Tribunal militaire de Dachau

Le tribunal militaire de Dachau a été créé après la Seconde Guerre mondiale par le département du procureur de la 3e armée américaine en vue de poursuivre les criminels de guerre « mineurs » (c'est-à-dire ceux ayant commis les crimes les moins graves) arrêtés dans les secteurs d’occupation américains en Allemagne et en Autriche, ainsi que ceux accusés de crimes de guerre contre des civils et soldats américains.

- La foule attend le verdict lors du jugement des 74 SS impliqués dans le massacre de Malmedy

Il s'agit du principal tribunal du gouvernement militaire américain en Allemagne. À partir de 1946, il centralise les procédures visant des crimes « géographiquement localisés » ne relevant pas du tribunal militaire international de Nuremberg[a]. L’autorité de ce tribunal procède des textes américains qui l’ont institué en conformité avec les textes du droit pénal international et en vertu, notamment, de la « déclaration sur les atrocités » (déclaration de Moscou, 1943)[1].
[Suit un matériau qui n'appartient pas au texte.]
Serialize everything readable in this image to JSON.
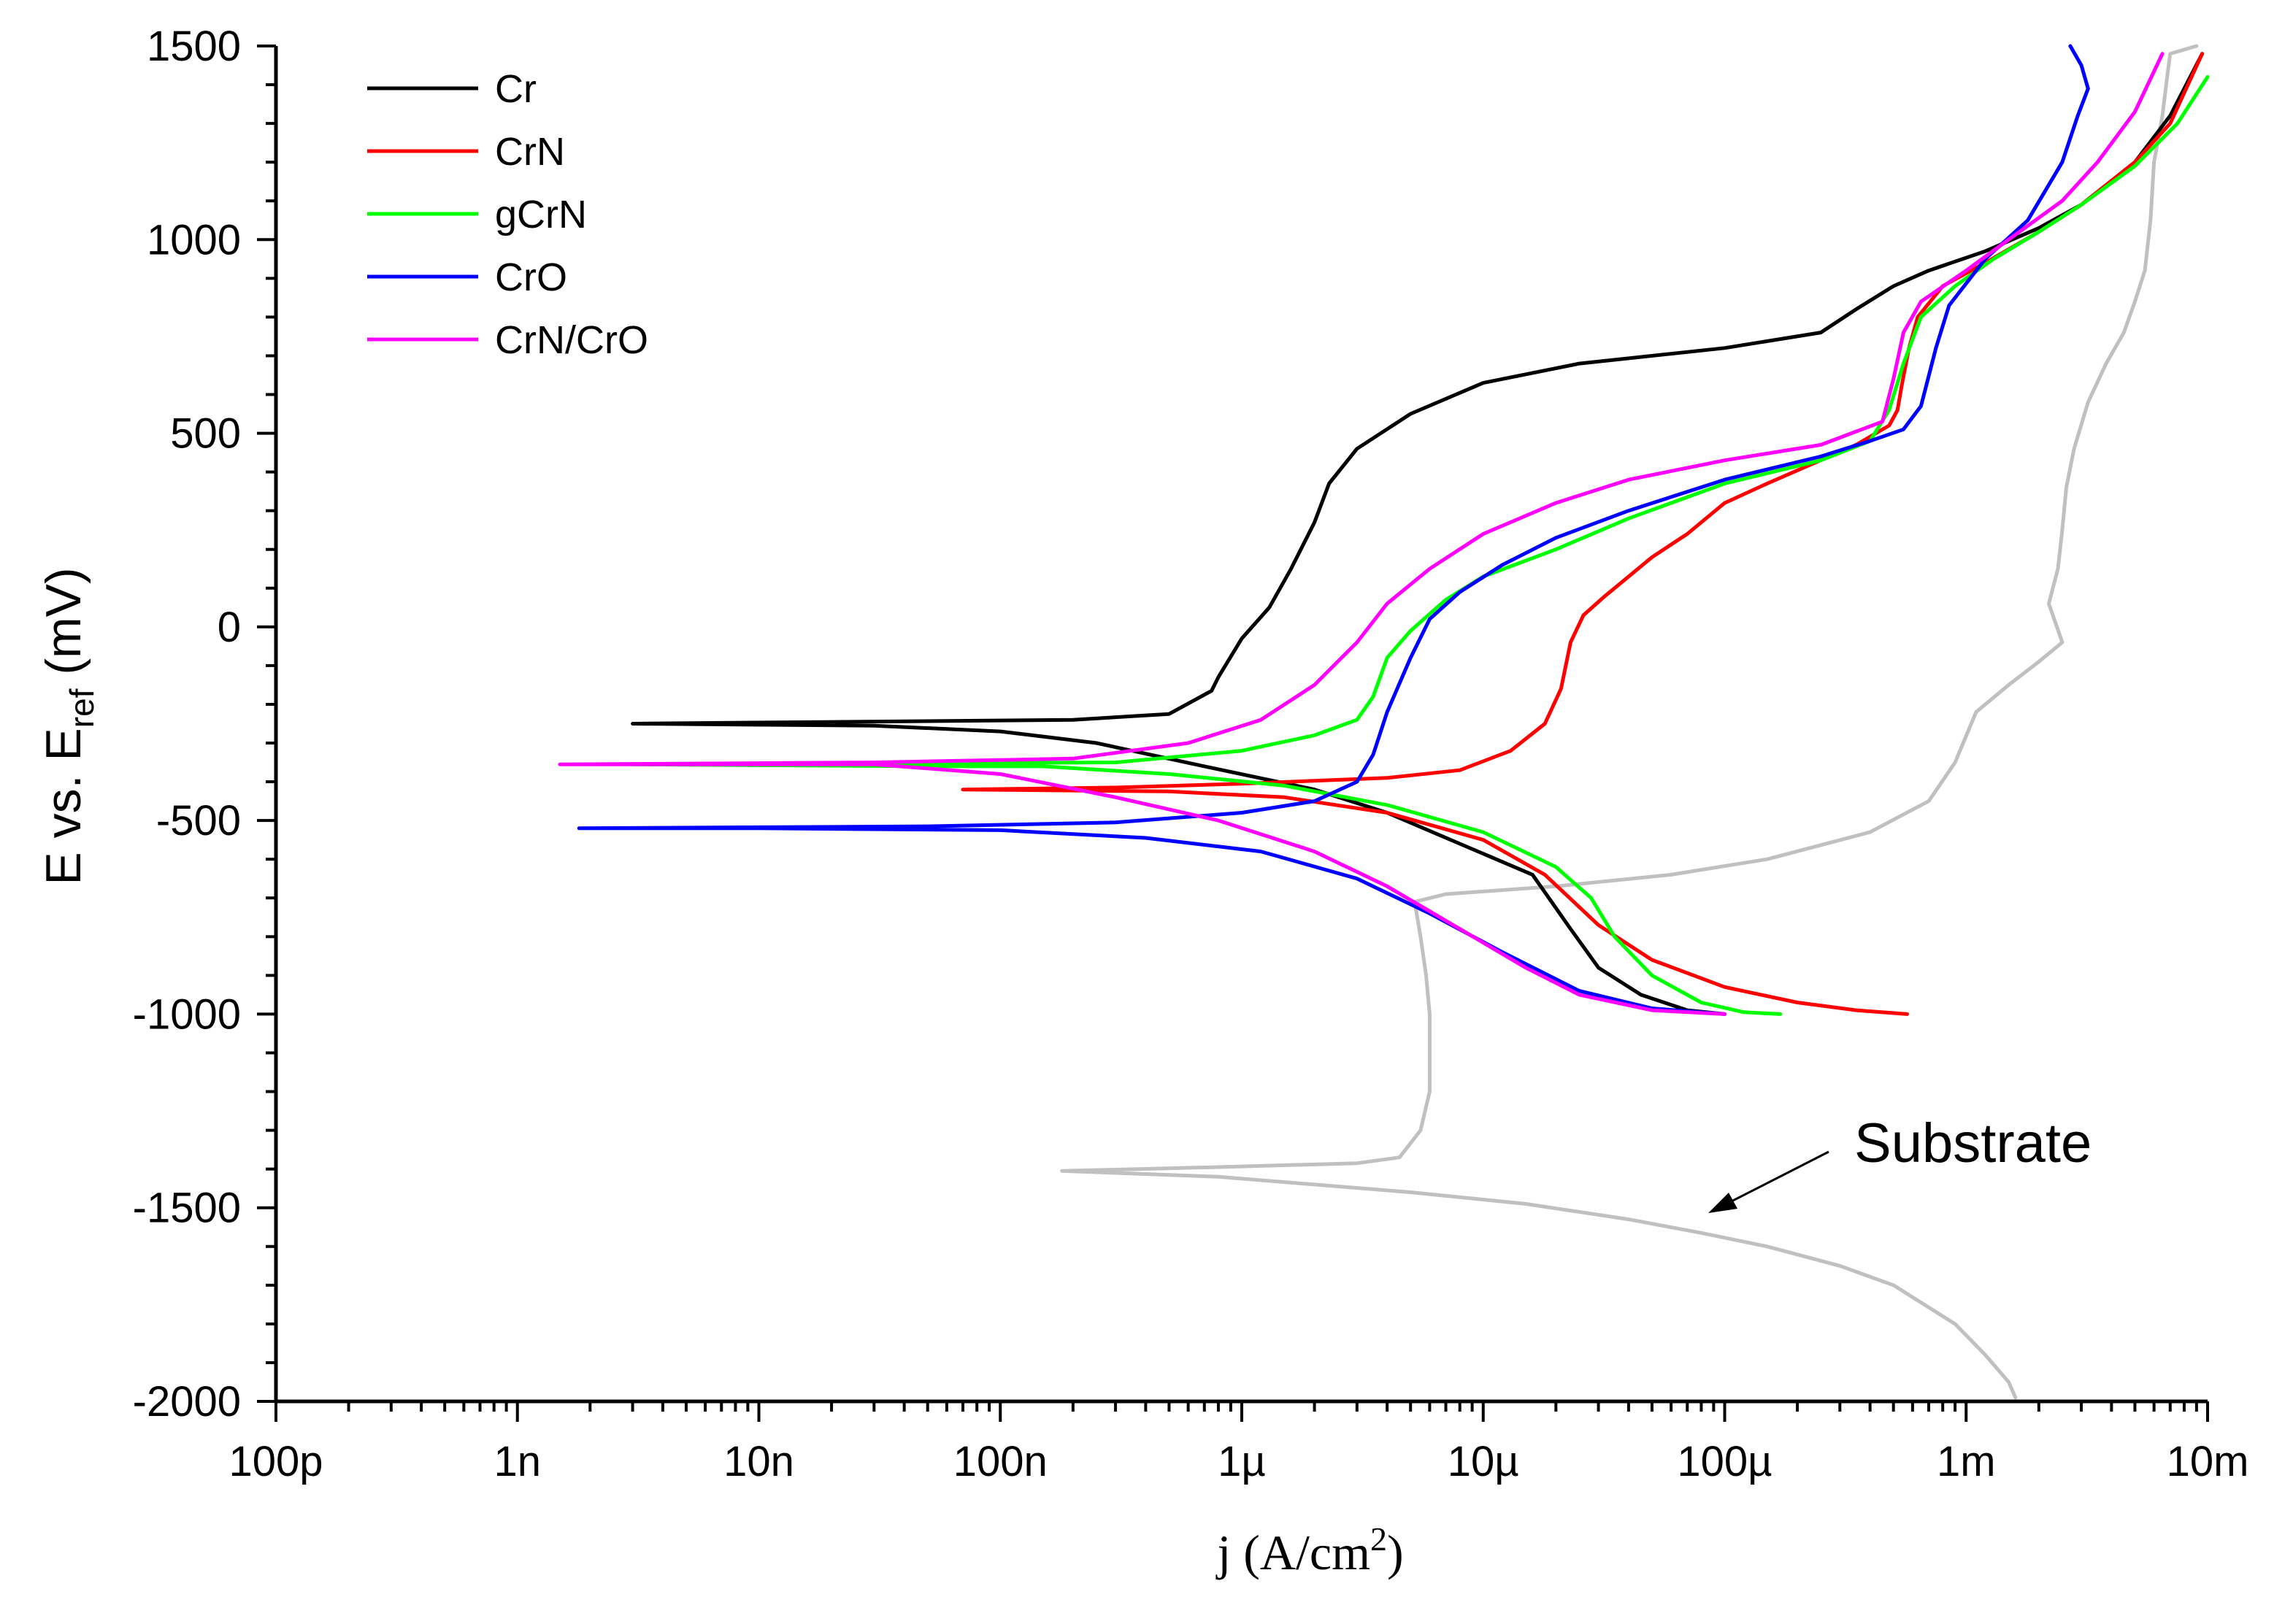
{
  "chart_data": {
    "type": "line",
    "title": "",
    "xlabel": "j (A/cm²)",
    "xlabel_parts": {
      "pre": "j (A/cm",
      "sup": "2",
      "post": ")"
    },
    "ylabel": "E vs. E_ref (mV)",
    "ylabel_parts": {
      "pre": "E vs. E",
      "sub": "ref",
      "post": " (mV)"
    },
    "x_scale": "log",
    "xlim": [
      1e-10,
      0.01
    ],
    "ylim": [
      -2000,
      1500
    ],
    "x_ticks": [
      {
        "value": 1e-10,
        "label": "100p"
      },
      {
        "value": 1e-09,
        "label": "1n"
      },
      {
        "value": 1e-08,
        "label": "10n"
      },
      {
        "value": 1e-07,
        "label": "100n"
      },
      {
        "value": 1e-06,
        "label": "1µ"
      },
      {
        "value": 1e-05,
        "label": "10µ"
      },
      {
        "value": 0.0001,
        "label": "100µ"
      },
      {
        "value": 0.001,
        "label": "1m"
      },
      {
        "value": 0.01,
        "label": "10m"
      }
    ],
    "y_ticks": [
      {
        "value": 1500,
        "label": "1500"
      },
      {
        "value": 1000,
        "label": "1000"
      },
      {
        "value": 500,
        "label": "500"
      },
      {
        "value": 0,
        "label": "0"
      },
      {
        "value": -500,
        "label": "-500"
      },
      {
        "value": -1000,
        "label": "-1000"
      },
      {
        "value": -1500,
        "label": "-1500"
      },
      {
        "value": -2000,
        "label": "-2000"
      }
    ],
    "legend_position": "top-left",
    "annotation": {
      "text": "Substrate",
      "arrow_to": [
        0.0013,
        -1500
      ]
    },
    "series": [
      {
        "name": "Cr",
        "color": "#000000",
        "in_legend": true,
        "points": [
          [
            0.0001,
            -1000
          ],
          [
            7e-05,
            -990
          ],
          [
            4.5e-05,
            -950
          ],
          [
            3e-05,
            -880
          ],
          [
            2.3e-05,
            -780
          ],
          [
            1.6e-05,
            -640
          ],
          [
            8e-06,
            -560
          ],
          [
            4e-06,
            -480
          ],
          [
            2e-06,
            -420
          ],
          [
            7e-07,
            -360
          ],
          [
            2.5e-07,
            -300
          ],
          [
            1e-07,
            -270
          ],
          [
            3e-08,
            -255
          ],
          [
            3e-09,
            -250
          ],
          [
            2e-07,
            -240
          ],
          [
            5e-07,
            -225
          ],
          [
            7.5e-07,
            -165
          ],
          [
            8e-07,
            -130
          ],
          [
            1e-06,
            -30
          ],
          [
            1.3e-06,
            50
          ],
          [
            1.6e-06,
            150
          ],
          [
            2e-06,
            270
          ],
          [
            2.3e-06,
            370
          ],
          [
            3e-06,
            460
          ],
          [
            5e-06,
            550
          ],
          [
            1e-05,
            630
          ],
          [
            2.5e-05,
            680
          ],
          [
            0.0001,
            720
          ],
          [
            0.00025,
            760
          ],
          [
            0.00035,
            820
          ],
          [
            0.0005,
            880
          ],
          [
            0.0007,
            920
          ],
          [
            0.0012,
            970
          ],
          [
            0.002,
            1030
          ],
          [
            0.003,
            1090
          ],
          [
            0.005,
            1200
          ],
          [
            0.007,
            1320
          ],
          [
            0.0095,
            1480
          ]
        ]
      },
      {
        "name": "CrN",
        "color": "#ff0000",
        "in_legend": true,
        "points": [
          [
            0.00057,
            -1000
          ],
          [
            0.00035,
            -990
          ],
          [
            0.0002,
            -970
          ],
          [
            0.0001,
            -930
          ],
          [
            5e-05,
            -860
          ],
          [
            3e-05,
            -770
          ],
          [
            1.8e-05,
            -640
          ],
          [
            1e-05,
            -550
          ],
          [
            4e-06,
            -480
          ],
          [
            1.5e-06,
            -440
          ],
          [
            5e-07,
            -425
          ],
          [
            7e-08,
            -420
          ],
          [
            3e-07,
            -415
          ],
          [
            1e-06,
            -405
          ],
          [
            4e-06,
            -390
          ],
          [
            8e-06,
            -370
          ],
          [
            1.3e-05,
            -320
          ],
          [
            1.8e-05,
            -250
          ],
          [
            2.1e-05,
            -160
          ],
          [
            2.3e-05,
            -40
          ],
          [
            2.6e-05,
            30
          ],
          [
            3.2e-05,
            80
          ],
          [
            4e-05,
            130
          ],
          [
            5e-05,
            180
          ],
          [
            7e-05,
            240
          ],
          [
            0.0001,
            320
          ],
          [
            0.00015,
            370
          ],
          [
            0.00035,
            470
          ],
          [
            0.00048,
            520
          ],
          [
            0.00052,
            560
          ],
          [
            0.00054,
            620
          ],
          [
            0.00058,
            720
          ],
          [
            0.00063,
            800
          ],
          [
            0.0008,
            880
          ],
          [
            0.0012,
            940
          ],
          [
            0.002,
            1020
          ],
          [
            0.003,
            1090
          ],
          [
            0.005,
            1200
          ],
          [
            0.007,
            1300
          ],
          [
            0.0095,
            1480
          ]
        ]
      },
      {
        "name": "gCrN",
        "color": "#00ff00",
        "in_legend": true,
        "points": [
          [
            0.00017,
            -1000
          ],
          [
            0.00012,
            -995
          ],
          [
            8e-05,
            -970
          ],
          [
            5e-05,
            -900
          ],
          [
            3.5e-05,
            -800
          ],
          [
            2.8e-05,
            -700
          ],
          [
            2e-05,
            -620
          ],
          [
            1e-05,
            -530
          ],
          [
            4e-06,
            -460
          ],
          [
            1.5e-06,
            -410
          ],
          [
            5e-07,
            -380
          ],
          [
            1.5e-07,
            -360
          ],
          [
            5e-08,
            -360
          ],
          [
            3e-09,
            -355
          ],
          [
            3e-07,
            -350
          ],
          [
            1e-06,
            -320
          ],
          [
            2e-06,
            -280
          ],
          [
            3e-06,
            -240
          ],
          [
            3.5e-06,
            -180
          ],
          [
            4e-06,
            -80
          ],
          [
            5e-06,
            -10
          ],
          [
            7e-06,
            70
          ],
          [
            1e-05,
            130
          ],
          [
            2e-05,
            200
          ],
          [
            4e-05,
            280
          ],
          [
            0.0001,
            370
          ],
          [
            0.00025,
            430
          ],
          [
            0.0004,
            480
          ],
          [
            0.00048,
            560
          ],
          [
            0.00055,
            680
          ],
          [
            0.00065,
            800
          ],
          [
            0.0009,
            880
          ],
          [
            0.0013,
            950
          ],
          [
            0.002,
            1020
          ],
          [
            0.003,
            1090
          ],
          [
            0.005,
            1190
          ],
          [
            0.0075,
            1300
          ],
          [
            0.01,
            1420
          ]
        ]
      },
      {
        "name": "CrO",
        "color": "#0000ff",
        "in_legend": true,
        "points": [
          [
            0.0001,
            -1000
          ],
          [
            5e-05,
            -985
          ],
          [
            2.5e-05,
            -940
          ],
          [
            1.2e-05,
            -840
          ],
          [
            6e-06,
            -740
          ],
          [
            3e-06,
            -650
          ],
          [
            1.2e-06,
            -580
          ],
          [
            4e-07,
            -545
          ],
          [
            1e-07,
            -525
          ],
          [
            1e-08,
            -520
          ],
          [
            1.8e-09,
            -520
          ],
          [
            5e-08,
            -515
          ],
          [
            3e-07,
            -505
          ],
          [
            1e-06,
            -480
          ],
          [
            2e-06,
            -450
          ],
          [
            3e-06,
            -400
          ],
          [
            3.5e-06,
            -330
          ],
          [
            4e-06,
            -220
          ],
          [
            5e-06,
            -80
          ],
          [
            6e-06,
            20
          ],
          [
            8e-06,
            90
          ],
          [
            1.2e-05,
            160
          ],
          [
            2e-05,
            230
          ],
          [
            4e-05,
            300
          ],
          [
            0.0001,
            380
          ],
          [
            0.00025,
            440
          ],
          [
            0.0004,
            480
          ],
          [
            0.00055,
            510
          ],
          [
            0.00065,
            570
          ],
          [
            0.00075,
            720
          ],
          [
            0.00085,
            830
          ],
          [
            0.0012,
            950
          ],
          [
            0.0018,
            1050
          ],
          [
            0.0025,
            1200
          ],
          [
            0.0029,
            1320
          ],
          [
            0.0032,
            1390
          ],
          [
            0.003,
            1450
          ],
          [
            0.0027,
            1500
          ]
        ]
      },
      {
        "name": "CrN/CrO",
        "color": "#ff00ff",
        "in_legend": true,
        "points": [
          [
            0.0001,
            -1000
          ],
          [
            5e-05,
            -990
          ],
          [
            2.5e-05,
            -950
          ],
          [
            1.5e-05,
            -880
          ],
          [
            8e-06,
            -780
          ],
          [
            4e-06,
            -670
          ],
          [
            2e-06,
            -580
          ],
          [
            8e-07,
            -500
          ],
          [
            3e-07,
            -440
          ],
          [
            1e-07,
            -380
          ],
          [
            3e-08,
            -355
          ],
          [
            1.5e-09,
            -355
          ],
          [
            3e-08,
            -350
          ],
          [
            2e-07,
            -340
          ],
          [
            6e-07,
            -300
          ],
          [
            1.2e-06,
            -240
          ],
          [
            2e-06,
            -150
          ],
          [
            3e-06,
            -40
          ],
          [
            4e-06,
            60
          ],
          [
            6e-06,
            150
          ],
          [
            1e-05,
            240
          ],
          [
            2e-05,
            320
          ],
          [
            4e-05,
            380
          ],
          [
            0.0001,
            430
          ],
          [
            0.00025,
            470
          ],
          [
            0.00045,
            530
          ],
          [
            0.0005,
            640
          ],
          [
            0.00055,
            760
          ],
          [
            0.00065,
            840
          ],
          [
            0.001,
            920
          ],
          [
            0.0015,
            1000
          ],
          [
            0.0025,
            1100
          ],
          [
            0.0035,
            1200
          ],
          [
            0.005,
            1330
          ],
          [
            0.0065,
            1480
          ]
        ]
      },
      {
        "name": "Substrate",
        "color": "#c0c0c0",
        "in_legend": false,
        "points": [
          [
            0.0016,
            -1990
          ],
          [
            0.0015,
            -1950
          ],
          [
            0.0012,
            -1880
          ],
          [
            0.0009,
            -1800
          ],
          [
            0.0005,
            -1700
          ],
          [
            0.0003,
            -1650
          ],
          [
            0.00015,
            -1600
          ],
          [
            8e-05,
            -1565
          ],
          [
            4e-05,
            -1530
          ],
          [
            1.5e-05,
            -1490
          ],
          [
            5e-06,
            -1460
          ],
          [
            2e-06,
            -1440
          ],
          [
            8e-07,
            -1420
          ],
          [
            3e-07,
            -1410
          ],
          [
            1.8e-07,
            -1405
          ],
          [
            8e-07,
            -1395
          ],
          [
            3e-06,
            -1385
          ],
          [
            4.5e-06,
            -1370
          ],
          [
            5.5e-06,
            -1300
          ],
          [
            6e-06,
            -1200
          ],
          [
            6e-06,
            -1000
          ],
          [
            5.8e-06,
            -900
          ],
          [
            5.5e-06,
            -800
          ],
          [
            5.2e-06,
            -710
          ],
          [
            7e-06,
            -690
          ],
          [
            2e-05,
            -670
          ],
          [
            6e-05,
            -640
          ],
          [
            0.00015,
            -600
          ],
          [
            0.0004,
            -530
          ],
          [
            0.0007,
            -450
          ],
          [
            0.0009,
            -350
          ],
          [
            0.0011,
            -220
          ],
          [
            0.0015,
            -150
          ],
          [
            0.002,
            -90
          ],
          [
            0.0025,
            -40
          ],
          [
            0.0022,
            60
          ],
          [
            0.0024,
            150
          ],
          [
            0.0025,
            250
          ],
          [
            0.0026,
            360
          ],
          [
            0.0028,
            460
          ],
          [
            0.0032,
            580
          ],
          [
            0.0038,
            680
          ],
          [
            0.0045,
            760
          ],
          [
            0.005,
            840
          ],
          [
            0.0055,
            920
          ],
          [
            0.0058,
            1050
          ],
          [
            0.006,
            1200
          ],
          [
            0.0065,
            1320
          ],
          [
            0.0068,
            1420
          ],
          [
            0.007,
            1480
          ],
          [
            0.009,
            1500
          ]
        ]
      }
    ]
  }
}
Le tribunal de Dachau jugea 1 672 Allemands accusés de crimes de guerre dans 489 procès distincts. Des tribunaux militaires américains destinés à juger les criminels de guerre existent aussi entre 1945 et 1949 dans d'autres villes de la zone d'occupation américaine, à proximité d'anciens camps de concentration nazis mais aussi à Nuremberg.
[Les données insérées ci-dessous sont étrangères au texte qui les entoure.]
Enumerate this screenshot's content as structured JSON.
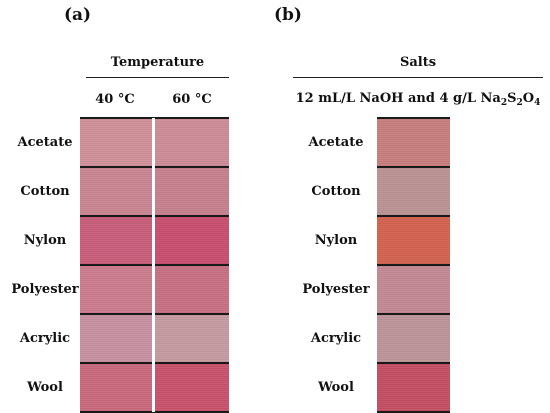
{
  "panel_a": {
    "label": "(a)",
    "group_header": "Temperature",
    "columns": [
      "40 °C",
      "60 °C"
    ],
    "rows": [
      "Acetate",
      "Cotton",
      "Nylon",
      "Polyester",
      "Acrylic",
      "Wool"
    ],
    "swatch_colors": [
      [
        "#cf8f99",
        "#cd8b96"
      ],
      [
        "#c98592",
        "#c67f8d"
      ],
      [
        "#c75d79",
        "#c84e6d"
      ],
      [
        "#cb7b8d",
        "#c86f83"
      ],
      [
        "#c690a0",
        "#c59aa1"
      ],
      [
        "#c9677d",
        "#c8506a"
      ]
    ]
  },
  "panel_b": {
    "label": "(b)",
    "group_header": "Salts",
    "condition_prefix": "12 mL/L NaOH and 4 g/L Na",
    "sub1": "2",
    "mid": "S",
    "sub2": "2",
    "tail": "O",
    "sub3": "4",
    "rows": [
      "Acetate",
      "Cotton",
      "Nylon",
      "Polyester",
      "Acrylic",
      "Wool"
    ],
    "swatch_colors": [
      "#c77d7d",
      "#bb9294",
      "#d2624e",
      "#c28894",
      "#bc9499",
      "#c44e63"
    ]
  }
}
Les procès se tinrent dans l’enceinte de l’ancien camp de concentration de Dachau. Un des procès les plus célèbres que connut ce tribunal est celui du procès du massacre de Malmedy, qui avait eu lieu dans les Ardennes belges à l'encontre de soldats américains.

NotesModifier

  1. Des tribunaux militaires ont existé à partir de 1945 dans toutes les zones d'occupation en Allemagne pour juger les criminels de guerre qui avaient commis leurs exactions dans des lieux géographiquement circonscrits.

RéférencesModifier

  1. Voir Law Reports of Trials of War Criminals Selected and prepared by the United Nations War Crimes Commission, 1947–1949, Vol. XV « Digest of Laws And Cases », London, The United Nations War Crimes Commission, His Majesty's Stationery Office, 1949, p. 5 et s., 23 et s. En ligne (Bibliothèque du Congrès, Military Legal Resources).